CCCXLVI: To Be Continued...

"To the people who fully understood the story, the virtues of oak pointed out what was virtuous for men."
-William Bryant Logan, Oak: The Frame of Civilization



I'm bad with numbers. In spite of my current post number, a year ago today I didn't plan to, but I spent the whole day standing in the rain, watching the Cedar lane oak come down. The inability to find a conclusion to the story has strung a death vigil into a year of mourning. The mourning may not be done, but I'm sensing this project is.

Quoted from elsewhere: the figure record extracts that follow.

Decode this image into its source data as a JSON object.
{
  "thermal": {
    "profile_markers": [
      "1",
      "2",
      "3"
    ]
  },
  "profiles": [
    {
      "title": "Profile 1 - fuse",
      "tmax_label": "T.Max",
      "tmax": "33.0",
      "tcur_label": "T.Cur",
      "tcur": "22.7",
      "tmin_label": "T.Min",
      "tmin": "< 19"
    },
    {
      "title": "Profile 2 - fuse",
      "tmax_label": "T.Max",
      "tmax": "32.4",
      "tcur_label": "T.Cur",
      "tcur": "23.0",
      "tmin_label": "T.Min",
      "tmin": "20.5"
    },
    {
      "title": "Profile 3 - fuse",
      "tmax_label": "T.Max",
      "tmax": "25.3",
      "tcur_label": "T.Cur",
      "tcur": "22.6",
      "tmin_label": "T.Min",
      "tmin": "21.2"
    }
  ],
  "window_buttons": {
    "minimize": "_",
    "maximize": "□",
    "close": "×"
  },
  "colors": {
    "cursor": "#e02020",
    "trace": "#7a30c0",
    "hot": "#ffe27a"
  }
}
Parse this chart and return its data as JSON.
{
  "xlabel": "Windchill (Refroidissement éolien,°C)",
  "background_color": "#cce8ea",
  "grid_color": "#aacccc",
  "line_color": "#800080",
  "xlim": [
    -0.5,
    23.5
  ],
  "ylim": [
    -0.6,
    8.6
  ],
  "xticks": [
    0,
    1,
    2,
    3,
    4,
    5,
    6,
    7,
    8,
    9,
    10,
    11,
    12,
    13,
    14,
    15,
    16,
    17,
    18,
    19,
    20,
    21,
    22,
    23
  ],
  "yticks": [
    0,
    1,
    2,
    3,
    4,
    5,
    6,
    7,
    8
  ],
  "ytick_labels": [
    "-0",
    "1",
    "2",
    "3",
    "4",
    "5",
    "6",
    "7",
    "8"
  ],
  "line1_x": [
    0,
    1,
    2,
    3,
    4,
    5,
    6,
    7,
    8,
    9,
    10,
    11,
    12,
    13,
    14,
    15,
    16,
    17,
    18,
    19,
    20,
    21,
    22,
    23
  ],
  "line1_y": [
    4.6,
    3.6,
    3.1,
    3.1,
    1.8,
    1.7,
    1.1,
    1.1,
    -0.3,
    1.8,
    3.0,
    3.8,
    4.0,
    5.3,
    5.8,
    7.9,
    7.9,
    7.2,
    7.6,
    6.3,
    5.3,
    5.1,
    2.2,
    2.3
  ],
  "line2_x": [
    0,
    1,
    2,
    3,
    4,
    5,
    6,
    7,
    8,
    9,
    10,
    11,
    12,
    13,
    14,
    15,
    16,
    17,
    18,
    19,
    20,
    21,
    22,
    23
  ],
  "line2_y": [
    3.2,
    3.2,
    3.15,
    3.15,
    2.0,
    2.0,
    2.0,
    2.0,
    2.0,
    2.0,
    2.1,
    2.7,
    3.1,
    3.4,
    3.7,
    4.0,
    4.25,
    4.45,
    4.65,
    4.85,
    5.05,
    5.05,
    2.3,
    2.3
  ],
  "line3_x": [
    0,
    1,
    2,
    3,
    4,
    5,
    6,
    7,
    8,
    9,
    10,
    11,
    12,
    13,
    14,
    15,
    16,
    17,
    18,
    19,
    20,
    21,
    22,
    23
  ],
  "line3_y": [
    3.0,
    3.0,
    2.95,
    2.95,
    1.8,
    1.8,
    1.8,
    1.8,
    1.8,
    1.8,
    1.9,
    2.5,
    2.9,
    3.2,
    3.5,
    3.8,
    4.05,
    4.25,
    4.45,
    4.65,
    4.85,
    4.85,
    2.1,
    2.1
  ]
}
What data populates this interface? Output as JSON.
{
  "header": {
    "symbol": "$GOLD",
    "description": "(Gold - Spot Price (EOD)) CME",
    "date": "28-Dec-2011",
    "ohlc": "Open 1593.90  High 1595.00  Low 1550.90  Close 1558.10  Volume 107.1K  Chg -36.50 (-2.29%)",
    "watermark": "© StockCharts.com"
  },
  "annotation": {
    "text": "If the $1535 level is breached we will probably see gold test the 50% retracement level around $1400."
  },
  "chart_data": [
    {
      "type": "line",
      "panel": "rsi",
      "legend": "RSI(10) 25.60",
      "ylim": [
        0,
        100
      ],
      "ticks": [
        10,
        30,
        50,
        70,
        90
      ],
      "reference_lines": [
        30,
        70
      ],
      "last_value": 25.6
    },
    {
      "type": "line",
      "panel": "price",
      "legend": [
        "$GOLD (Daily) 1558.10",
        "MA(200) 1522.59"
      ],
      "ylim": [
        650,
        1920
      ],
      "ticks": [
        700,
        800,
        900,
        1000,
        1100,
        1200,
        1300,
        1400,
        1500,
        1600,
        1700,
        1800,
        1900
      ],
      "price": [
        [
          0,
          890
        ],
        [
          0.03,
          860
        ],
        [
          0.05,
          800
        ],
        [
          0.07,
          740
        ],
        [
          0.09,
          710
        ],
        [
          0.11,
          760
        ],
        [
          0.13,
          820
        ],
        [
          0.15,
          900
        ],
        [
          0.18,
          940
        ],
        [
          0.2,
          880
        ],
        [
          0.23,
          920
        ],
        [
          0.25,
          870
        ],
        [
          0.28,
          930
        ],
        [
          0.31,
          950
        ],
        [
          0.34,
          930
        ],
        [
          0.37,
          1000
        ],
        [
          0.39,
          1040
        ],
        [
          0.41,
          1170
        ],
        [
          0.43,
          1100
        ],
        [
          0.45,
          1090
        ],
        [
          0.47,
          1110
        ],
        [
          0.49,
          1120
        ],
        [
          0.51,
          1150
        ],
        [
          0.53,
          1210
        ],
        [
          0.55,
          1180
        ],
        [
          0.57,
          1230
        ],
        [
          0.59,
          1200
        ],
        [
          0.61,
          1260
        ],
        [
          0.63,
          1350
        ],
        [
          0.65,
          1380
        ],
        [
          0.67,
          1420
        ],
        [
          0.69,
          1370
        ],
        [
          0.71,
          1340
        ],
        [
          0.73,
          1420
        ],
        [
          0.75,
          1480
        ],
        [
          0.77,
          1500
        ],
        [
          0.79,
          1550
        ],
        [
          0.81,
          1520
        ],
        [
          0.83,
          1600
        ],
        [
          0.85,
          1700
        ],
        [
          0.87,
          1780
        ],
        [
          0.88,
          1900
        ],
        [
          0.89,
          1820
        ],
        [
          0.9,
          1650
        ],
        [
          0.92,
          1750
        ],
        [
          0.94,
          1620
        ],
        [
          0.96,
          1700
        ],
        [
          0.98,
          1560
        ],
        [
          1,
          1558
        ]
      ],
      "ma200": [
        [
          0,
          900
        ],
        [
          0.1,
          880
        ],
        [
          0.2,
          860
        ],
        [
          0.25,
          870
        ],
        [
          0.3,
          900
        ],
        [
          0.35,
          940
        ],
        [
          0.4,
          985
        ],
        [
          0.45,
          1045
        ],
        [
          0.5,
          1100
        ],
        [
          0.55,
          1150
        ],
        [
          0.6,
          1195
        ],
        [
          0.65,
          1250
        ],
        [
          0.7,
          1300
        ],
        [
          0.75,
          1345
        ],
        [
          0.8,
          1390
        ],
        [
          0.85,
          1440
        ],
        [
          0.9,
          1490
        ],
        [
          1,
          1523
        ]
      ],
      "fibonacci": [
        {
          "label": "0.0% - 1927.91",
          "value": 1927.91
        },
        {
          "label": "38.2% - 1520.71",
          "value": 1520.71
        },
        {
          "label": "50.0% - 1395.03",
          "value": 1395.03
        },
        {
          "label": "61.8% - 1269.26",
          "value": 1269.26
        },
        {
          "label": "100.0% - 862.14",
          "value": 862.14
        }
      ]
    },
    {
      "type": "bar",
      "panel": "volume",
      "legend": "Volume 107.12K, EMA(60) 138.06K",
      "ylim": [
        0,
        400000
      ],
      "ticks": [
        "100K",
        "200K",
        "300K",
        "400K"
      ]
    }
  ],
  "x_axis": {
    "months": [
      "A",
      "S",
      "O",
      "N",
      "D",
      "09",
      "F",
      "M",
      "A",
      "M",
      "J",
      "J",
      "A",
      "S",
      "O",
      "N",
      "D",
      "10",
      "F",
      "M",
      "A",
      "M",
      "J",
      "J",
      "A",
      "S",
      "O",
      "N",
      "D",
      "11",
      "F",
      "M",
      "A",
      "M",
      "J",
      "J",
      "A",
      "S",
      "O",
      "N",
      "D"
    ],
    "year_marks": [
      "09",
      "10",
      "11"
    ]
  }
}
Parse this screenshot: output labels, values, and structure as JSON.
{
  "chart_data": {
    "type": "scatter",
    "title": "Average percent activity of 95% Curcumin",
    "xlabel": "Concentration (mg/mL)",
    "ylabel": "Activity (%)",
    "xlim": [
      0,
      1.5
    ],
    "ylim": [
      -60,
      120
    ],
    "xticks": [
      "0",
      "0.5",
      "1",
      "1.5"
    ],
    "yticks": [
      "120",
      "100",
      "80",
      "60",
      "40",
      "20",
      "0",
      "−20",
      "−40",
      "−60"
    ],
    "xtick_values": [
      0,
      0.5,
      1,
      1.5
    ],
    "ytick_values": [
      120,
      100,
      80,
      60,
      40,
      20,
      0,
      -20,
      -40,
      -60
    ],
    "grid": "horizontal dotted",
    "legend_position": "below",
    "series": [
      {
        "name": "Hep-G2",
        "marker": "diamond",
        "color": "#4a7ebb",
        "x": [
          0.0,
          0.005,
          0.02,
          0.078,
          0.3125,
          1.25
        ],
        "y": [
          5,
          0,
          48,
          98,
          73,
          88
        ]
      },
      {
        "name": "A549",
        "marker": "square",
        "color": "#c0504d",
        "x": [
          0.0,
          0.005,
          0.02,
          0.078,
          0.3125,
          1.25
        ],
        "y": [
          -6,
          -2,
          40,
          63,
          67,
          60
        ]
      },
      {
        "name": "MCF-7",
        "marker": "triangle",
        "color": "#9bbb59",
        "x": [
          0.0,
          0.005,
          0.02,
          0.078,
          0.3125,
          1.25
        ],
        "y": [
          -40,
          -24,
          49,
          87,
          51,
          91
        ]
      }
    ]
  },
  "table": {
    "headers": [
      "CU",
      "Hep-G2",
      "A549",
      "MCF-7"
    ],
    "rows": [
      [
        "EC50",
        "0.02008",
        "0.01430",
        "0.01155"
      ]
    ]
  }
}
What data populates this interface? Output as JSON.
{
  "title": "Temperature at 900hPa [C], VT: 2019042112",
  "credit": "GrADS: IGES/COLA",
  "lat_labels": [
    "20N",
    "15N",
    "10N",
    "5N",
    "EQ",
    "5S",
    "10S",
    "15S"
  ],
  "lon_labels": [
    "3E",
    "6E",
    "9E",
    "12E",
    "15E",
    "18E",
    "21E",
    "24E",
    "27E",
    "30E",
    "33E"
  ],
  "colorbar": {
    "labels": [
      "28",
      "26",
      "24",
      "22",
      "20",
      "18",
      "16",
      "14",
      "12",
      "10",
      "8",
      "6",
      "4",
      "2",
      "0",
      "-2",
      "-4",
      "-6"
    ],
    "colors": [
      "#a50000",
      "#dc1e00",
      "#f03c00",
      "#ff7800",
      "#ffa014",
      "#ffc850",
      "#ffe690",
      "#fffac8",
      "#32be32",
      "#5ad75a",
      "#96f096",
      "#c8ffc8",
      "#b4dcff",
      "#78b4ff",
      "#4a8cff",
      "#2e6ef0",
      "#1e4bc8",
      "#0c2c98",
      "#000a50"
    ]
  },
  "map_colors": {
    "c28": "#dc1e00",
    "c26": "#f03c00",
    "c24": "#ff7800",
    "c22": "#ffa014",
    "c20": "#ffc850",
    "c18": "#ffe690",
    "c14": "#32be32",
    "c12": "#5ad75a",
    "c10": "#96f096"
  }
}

I sort of knew I'd never find a conclusion in my own words, I have little trust for words, and little facility with them.  I recently read the poem below for the first time, and thought that I'd found words as close as I was going to come to a final statement.  This isn't the last you'll see of The Tree, there are projects to be built from its wood, sculptures to be carved, and I'm sure the light will strike the stump just so, and I'll have to share the picture. For now however, love to all who have walked this path with me.

No true story ever has a true conclusion.

'I am not resigned to the shutting away of loving hearts in the hard ground.
So it is, and so it will be, for so it has been, time out of mind:
Into the darkness they go, the wise and the lovely. Crowned
With lilies and with laurel they go; but I am not resigned.

Lovers and thinkers, into the earth with you.
Be one with the dull, the indiscriminate dust.
A fragment of what you felt, of what you knew,
A formula, a phrase remains,—but the best is lost.

The answers quick and keen, the honest look, the laughter, the love,—
They are gone. They are gone to feed the roses. Elegant and curled
Is the blossom. Fragrant is the blossom. I know. But I do not approve.
More precious was the light in your eyes than all the roses in the world.

Down, down, down into the darkness of the grave
Gently they go, the beautiful, the tender, the kind;
Quietly they go, the intelligent, the witty, the brave.